[Libre-soc-bugs] [Bug 230] Video opcode development and discussion
    bugzilla-daemon at libre-soc.org 
    bugzilla-daemon at libre-soc.org
       
    Fri Dec 11 23:16:42 GMT 2020
    
    
  
https://bugs.libre-soc.org/show_bug.cgi?id=230
--- Comment #19 from Jacob Lifshay <programmerjake at gmail.com> ---
(In reply to Luke Kenneth Casson Leighton from comment #18)
> (In reply to Jacob Lifshay from comment #17)
> > (In reply to Luke Kenneth Casson Leighton from comment #16)
> > > SIMD ISAs have the "advantage" of being able to hard-code the mapreduce tree
> > > (or parallel accumulator algorithm) because the SIMD size is fixed and known.
> > 
> > That can be done in SV as well, since MAXVL is fixed and known, 
> 
> in RVV, yes, MAXVL is hardcoded to the number of microarchitectural lanes.
> 
> in SV, MAXVL sets the maximum length of the allocation of the regfile that
> may be used for the vector operation *and may be set to anywhere between 1
> and 64* at runtime, at any time.  MAXVL=1 says "all ops are flatlined to
> scalar".
MAXVL is fixed and known at compile time, not at cpu-design-time.
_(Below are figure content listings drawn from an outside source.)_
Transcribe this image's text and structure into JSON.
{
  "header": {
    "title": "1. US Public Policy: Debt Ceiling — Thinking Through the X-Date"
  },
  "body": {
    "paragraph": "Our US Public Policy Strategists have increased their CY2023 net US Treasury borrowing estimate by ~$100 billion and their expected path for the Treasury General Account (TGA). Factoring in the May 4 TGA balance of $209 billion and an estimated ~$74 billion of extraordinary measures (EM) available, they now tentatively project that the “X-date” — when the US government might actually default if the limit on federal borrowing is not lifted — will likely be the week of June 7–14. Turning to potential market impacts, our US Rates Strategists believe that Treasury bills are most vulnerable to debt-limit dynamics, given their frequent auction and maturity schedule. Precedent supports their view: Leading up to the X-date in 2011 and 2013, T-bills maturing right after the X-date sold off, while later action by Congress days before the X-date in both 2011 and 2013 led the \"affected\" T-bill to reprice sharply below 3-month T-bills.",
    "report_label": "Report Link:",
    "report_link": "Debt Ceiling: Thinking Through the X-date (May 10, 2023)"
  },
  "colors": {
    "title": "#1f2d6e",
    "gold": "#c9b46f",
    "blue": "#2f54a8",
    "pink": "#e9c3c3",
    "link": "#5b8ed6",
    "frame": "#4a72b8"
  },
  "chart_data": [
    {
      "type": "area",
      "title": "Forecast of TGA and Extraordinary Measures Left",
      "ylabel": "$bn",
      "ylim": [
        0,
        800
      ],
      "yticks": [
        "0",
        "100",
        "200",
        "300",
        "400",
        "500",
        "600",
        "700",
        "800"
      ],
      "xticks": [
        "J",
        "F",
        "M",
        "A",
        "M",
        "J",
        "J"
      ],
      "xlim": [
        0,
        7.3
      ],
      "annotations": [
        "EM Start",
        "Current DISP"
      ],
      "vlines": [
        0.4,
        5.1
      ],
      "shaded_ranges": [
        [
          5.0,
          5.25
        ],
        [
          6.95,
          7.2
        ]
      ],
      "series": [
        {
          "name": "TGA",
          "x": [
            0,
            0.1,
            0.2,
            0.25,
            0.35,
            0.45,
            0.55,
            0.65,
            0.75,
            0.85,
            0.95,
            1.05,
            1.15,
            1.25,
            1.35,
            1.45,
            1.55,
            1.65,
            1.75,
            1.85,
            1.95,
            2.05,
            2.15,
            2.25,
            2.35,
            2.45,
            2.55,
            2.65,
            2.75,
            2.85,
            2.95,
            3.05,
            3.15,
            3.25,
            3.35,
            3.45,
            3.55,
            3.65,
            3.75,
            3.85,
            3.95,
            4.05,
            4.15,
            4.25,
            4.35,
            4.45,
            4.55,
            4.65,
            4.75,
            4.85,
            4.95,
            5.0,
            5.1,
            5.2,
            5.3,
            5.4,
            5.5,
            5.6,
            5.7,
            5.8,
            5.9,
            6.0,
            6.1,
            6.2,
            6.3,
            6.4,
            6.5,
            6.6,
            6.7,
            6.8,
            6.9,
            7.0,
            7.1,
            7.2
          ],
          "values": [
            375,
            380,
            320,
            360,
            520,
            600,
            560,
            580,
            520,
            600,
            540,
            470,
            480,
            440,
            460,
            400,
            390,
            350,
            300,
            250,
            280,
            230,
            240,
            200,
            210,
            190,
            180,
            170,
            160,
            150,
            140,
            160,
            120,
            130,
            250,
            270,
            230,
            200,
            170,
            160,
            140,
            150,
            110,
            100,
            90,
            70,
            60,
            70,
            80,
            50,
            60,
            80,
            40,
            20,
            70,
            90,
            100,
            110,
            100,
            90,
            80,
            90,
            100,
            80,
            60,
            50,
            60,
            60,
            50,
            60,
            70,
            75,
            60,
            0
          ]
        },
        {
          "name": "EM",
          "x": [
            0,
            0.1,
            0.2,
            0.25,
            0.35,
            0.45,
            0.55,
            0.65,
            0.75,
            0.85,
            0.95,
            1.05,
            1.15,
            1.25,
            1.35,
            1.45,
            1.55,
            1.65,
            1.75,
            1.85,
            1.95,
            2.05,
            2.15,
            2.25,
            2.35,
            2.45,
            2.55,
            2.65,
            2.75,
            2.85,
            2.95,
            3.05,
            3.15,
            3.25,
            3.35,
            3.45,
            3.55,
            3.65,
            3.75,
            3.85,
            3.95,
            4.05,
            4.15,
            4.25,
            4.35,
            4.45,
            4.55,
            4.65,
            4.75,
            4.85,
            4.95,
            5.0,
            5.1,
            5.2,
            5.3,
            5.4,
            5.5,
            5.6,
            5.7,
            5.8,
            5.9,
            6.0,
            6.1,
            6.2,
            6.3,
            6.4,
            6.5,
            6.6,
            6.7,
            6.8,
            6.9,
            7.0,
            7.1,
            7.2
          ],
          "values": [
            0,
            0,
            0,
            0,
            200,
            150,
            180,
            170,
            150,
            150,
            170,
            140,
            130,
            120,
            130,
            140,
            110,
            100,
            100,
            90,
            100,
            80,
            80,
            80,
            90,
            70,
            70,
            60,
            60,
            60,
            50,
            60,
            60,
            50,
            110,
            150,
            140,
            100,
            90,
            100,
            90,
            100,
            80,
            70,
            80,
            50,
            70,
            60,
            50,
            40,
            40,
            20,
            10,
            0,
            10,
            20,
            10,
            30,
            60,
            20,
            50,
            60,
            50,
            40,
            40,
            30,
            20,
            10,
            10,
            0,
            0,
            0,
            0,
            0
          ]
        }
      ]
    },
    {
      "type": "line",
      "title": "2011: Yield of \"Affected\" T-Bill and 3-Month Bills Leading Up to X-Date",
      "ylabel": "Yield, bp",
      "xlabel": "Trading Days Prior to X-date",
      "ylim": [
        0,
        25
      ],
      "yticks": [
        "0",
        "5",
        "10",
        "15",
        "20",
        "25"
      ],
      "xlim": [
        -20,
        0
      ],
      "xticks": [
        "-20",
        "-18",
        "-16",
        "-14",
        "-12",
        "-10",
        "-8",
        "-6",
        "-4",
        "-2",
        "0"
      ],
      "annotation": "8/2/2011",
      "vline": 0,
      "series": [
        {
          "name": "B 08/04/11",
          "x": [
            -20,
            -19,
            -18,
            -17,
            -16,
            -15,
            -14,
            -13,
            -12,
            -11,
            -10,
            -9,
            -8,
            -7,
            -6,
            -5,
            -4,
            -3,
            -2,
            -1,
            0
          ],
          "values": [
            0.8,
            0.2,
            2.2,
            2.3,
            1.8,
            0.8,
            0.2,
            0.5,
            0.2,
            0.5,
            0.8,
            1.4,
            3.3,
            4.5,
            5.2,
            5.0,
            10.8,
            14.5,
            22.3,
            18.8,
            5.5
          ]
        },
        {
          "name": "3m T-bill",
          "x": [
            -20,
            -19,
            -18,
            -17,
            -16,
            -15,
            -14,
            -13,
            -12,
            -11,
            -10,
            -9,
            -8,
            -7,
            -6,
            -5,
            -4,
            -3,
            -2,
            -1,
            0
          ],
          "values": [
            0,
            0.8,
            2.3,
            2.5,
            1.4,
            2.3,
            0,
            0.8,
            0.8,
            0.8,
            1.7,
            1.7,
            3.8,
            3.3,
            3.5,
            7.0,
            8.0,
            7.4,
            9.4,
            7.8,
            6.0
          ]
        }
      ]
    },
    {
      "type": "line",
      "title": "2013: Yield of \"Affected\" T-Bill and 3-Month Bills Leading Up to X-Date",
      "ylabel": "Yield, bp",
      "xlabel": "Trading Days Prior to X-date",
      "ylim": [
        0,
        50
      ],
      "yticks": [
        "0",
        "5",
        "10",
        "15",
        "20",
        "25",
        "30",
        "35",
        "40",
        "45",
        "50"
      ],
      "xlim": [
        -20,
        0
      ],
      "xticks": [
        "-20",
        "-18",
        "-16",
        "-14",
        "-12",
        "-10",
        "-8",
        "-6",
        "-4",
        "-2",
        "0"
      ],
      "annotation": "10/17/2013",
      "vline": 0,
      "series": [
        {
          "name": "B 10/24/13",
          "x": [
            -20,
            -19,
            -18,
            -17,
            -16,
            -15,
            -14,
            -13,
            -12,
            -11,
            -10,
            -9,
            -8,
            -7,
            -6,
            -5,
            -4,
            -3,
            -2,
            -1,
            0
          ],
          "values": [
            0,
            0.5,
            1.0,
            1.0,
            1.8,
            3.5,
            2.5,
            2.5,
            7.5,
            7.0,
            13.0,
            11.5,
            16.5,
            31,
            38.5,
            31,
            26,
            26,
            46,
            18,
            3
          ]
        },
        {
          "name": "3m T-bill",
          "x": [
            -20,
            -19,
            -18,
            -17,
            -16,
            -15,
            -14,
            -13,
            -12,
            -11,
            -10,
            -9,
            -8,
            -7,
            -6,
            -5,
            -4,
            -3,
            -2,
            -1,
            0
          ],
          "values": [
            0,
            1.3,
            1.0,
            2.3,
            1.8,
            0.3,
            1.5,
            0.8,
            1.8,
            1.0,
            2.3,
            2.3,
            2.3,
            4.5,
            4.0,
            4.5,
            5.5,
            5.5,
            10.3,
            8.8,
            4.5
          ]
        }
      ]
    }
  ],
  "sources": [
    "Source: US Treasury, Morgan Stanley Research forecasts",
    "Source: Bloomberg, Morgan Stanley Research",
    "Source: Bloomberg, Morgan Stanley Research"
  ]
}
The register
allocator has to allocate the backing registers after all. And, no, changing
maxvl at runtime is *not* correct, since the compiler expects it to be set to a
decided-by-the-compiler constant for every instruction in the program, where it
can be a different constant for different instructions.
since the compiler knows the maxvl, it *can* generate a reduction tree at
compile time. it doesn't need to be a power-of-2.
Adding a microcoded reduce op will allow optimizing for VL which is a
runtime-variable instead of maxvl, as well as reducing extraneous moves and
reducing power. Also, a hw-level reduce op could use a 4-way add-reduce ALU,
kinda like the adder tree part of a wallace tree multiplier.